The late congressman is certainly on Larry Young's good list. Mitchell
was a mentor to Young, when he was still in high school. Mitchell was
head of the Community Action Agency when Young heard Mitchell give a
speech in West Baltimore.
"He took me aside [after the speech]," Young said yesterday. "He said,
'You come to my office when you get a chance.'" Young took Mitchell up
on the offer. Soon afterward, Young was appointed to Mayor Thomas
D'Alesandro III's Youth Advisory Council. In 1972, Mitchell donated
money to Young when he ran for a seat on the state Democratic Central
Committee. Mitchell introduced Young to his nephew, Clarence Mitchell
III, who was then a state senator from the 40th District. In 1974,
Clarence Mitchell III ran for senator and Young for the House of
Delegates on the same ticket.
Young never forgot the debt he owed to Parren Mitchell for giving him
his start in politics. In 1986, Young backed the Stephen H.

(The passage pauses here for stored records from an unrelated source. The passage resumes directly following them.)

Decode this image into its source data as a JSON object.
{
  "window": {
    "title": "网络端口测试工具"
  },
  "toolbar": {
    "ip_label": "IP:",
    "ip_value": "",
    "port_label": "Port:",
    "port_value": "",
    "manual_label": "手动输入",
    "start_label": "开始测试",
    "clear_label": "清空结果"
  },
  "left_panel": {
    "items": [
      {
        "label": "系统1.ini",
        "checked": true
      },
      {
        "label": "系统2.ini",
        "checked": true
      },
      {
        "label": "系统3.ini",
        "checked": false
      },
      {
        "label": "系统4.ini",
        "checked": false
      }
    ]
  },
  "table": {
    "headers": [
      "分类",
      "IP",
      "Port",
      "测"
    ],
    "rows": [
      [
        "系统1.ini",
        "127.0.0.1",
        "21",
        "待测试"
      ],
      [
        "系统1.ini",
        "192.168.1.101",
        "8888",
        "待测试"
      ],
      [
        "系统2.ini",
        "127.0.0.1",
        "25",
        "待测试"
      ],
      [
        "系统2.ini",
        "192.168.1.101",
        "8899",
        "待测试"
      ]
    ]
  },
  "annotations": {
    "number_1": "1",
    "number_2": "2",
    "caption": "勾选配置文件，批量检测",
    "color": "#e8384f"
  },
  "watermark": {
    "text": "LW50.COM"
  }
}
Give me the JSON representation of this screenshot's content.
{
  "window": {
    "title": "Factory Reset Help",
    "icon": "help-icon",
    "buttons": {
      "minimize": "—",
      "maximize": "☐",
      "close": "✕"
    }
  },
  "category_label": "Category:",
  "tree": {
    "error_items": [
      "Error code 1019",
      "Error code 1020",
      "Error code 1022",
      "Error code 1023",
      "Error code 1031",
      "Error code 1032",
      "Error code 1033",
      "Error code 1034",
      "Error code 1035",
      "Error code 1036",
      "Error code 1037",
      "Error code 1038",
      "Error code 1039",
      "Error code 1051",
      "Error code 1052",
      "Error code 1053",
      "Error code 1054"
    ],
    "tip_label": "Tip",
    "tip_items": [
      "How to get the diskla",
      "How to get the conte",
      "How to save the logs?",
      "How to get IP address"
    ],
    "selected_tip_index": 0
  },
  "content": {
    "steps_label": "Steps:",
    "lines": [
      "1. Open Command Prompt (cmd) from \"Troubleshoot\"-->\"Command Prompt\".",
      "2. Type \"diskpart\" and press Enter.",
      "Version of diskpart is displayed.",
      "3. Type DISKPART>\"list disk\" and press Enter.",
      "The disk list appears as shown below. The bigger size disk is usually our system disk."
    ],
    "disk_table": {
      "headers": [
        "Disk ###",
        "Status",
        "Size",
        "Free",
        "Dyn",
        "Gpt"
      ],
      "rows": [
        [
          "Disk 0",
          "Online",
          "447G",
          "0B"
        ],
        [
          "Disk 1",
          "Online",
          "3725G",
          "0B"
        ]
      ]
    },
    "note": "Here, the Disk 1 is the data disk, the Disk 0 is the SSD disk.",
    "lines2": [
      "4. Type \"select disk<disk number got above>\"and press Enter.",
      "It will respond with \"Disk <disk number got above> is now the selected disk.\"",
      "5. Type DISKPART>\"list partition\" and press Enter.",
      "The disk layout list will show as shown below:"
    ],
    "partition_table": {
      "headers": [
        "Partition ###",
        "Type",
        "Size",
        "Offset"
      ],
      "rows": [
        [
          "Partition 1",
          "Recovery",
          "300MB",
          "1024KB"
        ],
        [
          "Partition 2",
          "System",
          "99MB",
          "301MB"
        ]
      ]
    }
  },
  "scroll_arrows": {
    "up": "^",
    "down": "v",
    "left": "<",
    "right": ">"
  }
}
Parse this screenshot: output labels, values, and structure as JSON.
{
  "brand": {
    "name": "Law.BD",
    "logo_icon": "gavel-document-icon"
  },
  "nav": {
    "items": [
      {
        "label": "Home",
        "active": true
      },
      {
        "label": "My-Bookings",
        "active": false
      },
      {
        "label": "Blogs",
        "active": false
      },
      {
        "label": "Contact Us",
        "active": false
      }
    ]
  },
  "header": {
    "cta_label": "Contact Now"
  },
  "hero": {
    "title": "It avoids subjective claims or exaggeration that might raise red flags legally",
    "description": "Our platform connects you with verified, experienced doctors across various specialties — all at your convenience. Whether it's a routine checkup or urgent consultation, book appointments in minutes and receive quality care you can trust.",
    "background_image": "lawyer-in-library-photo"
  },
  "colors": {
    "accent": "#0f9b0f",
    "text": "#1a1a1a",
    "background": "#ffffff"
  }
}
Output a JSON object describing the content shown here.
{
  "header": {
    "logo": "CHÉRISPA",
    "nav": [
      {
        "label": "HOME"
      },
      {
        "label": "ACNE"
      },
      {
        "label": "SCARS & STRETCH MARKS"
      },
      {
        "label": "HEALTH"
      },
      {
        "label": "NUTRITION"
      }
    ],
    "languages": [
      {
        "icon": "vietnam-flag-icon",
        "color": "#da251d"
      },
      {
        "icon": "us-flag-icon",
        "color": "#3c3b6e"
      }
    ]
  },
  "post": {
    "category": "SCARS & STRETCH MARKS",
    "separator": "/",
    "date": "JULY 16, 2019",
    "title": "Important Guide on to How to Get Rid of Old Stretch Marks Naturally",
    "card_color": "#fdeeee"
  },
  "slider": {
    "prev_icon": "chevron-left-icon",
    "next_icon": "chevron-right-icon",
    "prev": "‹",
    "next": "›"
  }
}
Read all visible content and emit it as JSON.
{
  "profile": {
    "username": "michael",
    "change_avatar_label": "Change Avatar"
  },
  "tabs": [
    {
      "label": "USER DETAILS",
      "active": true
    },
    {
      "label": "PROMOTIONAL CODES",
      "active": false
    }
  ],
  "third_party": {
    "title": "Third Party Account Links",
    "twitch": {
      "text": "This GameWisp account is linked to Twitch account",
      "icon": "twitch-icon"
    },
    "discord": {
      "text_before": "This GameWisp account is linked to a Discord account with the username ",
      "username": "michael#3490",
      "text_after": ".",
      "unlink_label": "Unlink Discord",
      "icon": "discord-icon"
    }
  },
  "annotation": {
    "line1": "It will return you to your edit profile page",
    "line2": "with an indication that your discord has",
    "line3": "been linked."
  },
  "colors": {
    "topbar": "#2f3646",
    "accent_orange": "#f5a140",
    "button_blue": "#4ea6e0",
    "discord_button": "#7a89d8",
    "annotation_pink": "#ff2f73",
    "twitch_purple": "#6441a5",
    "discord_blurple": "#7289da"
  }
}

Sachs-Parren J. Mitchell ticket that opposed then-Baltimore Mayor
William Donald Schaefer in the Democratic gubernatorial primary.
"I thought it was more important to stand with him," Young said of the
late congressman. "Parren would have been a wealthy man, if he'd used
his mind and commitment for something other than public service."
Wealthy in terms of material possessions, perhaps. But some would say
Parren Mitchell was wealthy in other ways.
"He inspired us to be public officials," Councilman Keiffer J. Mitchell
Jr. said of himself and the younger generation of the Mitchell family.
"The one thing about my Uncle Parren was that most people see this
larger-than-life figure who was in Congress, but he was family."
The councilman remembers visiting his Uncle Parren in congressional
office buildings and meeting people like Speaker of the House Thomas P.
"Tip" O'Neill. But Keiffer Mitchell also remembers Thanksgiving and
Christmas dinners with his uncle.
"He'd be a few minutes late," Keiffer Mitchell said, "because he'd go
over to the [Maryland State] Penitentiary first and celebrate holiday
dinner with [the inmates]. His greatest legacy is that he was a
champion for the underdog, for those who felt they were left out of the
A legacy like that trumps financial wealth many times over.